Bangladesh is to receive subsidised credit to the tune of US$2bn from the Export-Import Bank of India, as the countries’ respective leaders came to a number of historic agreements.

As the Indian Prime Minister Narendra Modi travelled to Dhaka to sign a land pact that will give around 50,000 people their choice of statehood, trade officials inked documents that should help unlock some of the potential along one of the world’s most populated trade routes.

Permanent contours are now affixed along the 4,000km of India’s Eastern flank, as Modi continues his internationalist policy which, Pakistan aside, has seen him seeking stronger ties with India’s neighbours. The deal was initially agreed in 1974, but not formally ratified until now, with Modi and his Bangladeshi counterpart Sheikh Hasina agreeing to exchange more than 150 disputed and – until now, economically isolated territories.
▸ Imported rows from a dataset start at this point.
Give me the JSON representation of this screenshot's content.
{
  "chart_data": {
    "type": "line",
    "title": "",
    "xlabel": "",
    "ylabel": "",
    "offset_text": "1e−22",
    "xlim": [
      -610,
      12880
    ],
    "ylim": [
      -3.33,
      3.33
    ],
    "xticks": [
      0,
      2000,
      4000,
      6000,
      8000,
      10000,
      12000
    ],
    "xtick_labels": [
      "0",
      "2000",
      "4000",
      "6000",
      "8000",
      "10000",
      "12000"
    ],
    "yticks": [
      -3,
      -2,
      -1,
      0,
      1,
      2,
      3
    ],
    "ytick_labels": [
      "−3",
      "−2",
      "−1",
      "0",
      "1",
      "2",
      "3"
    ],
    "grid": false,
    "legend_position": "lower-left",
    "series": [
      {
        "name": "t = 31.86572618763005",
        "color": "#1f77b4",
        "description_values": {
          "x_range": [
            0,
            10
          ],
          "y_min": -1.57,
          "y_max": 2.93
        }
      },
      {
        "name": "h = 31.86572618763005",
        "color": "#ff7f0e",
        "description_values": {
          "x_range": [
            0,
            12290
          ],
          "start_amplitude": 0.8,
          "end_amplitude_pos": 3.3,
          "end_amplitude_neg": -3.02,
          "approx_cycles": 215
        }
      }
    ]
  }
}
The agreement states that 75% of the line of credit will be used to purchase Indian goods and services for projects in Bangladesh – a country whose economic potential has been talked up, but for which the infrastructure deficit has been stifling. Political unrest has also plagued Bangladesh’s trade sector, with activists taking physical action to disrupt trade routes.

“Trade in the first quarter of 2015 was down due to the political unrest faced in the country, including due to the fact that goods could not be moved due to road blockades,” Ed Faber, a relationship manager at the Asian Development Bank told GTR upon returning from Dhaka this week. “But now the environment has improved and there are expectations of continued growth in trade and trade finance in Bangladesh. In particular the garments sector, which constitutes around 85% of exports and an important component of overall growth, remains buoyant.”

India was keen to talk up the potential benefit to its exports sector, as Modi continues to roll out his ambitious “Made in India” initiative, which has seen him pass laws to cut red tape in order to encourage manufacturing in the world’s second most populous nation.

More specifically, the agreement is an advancement of Modi’s “Look East” programme which has thus far seen India lend upward of US$6bn to Bangladesh, Nepal, Sri Lanka and the Maldives.

Speaking to local press, India Exim’s Chairman Yaduvendra Mathur said: “We have already provided a US$862mn line of credit to Bangladesh and this US$2bn is going to provide a big boost to project exports from India and help Indian companies. It is a big boost to manufacturing and projects but also will create jobs.”

It’s expected that the primary benefit will be to Indian firms associated with the construction materials sector, such as cement and steel.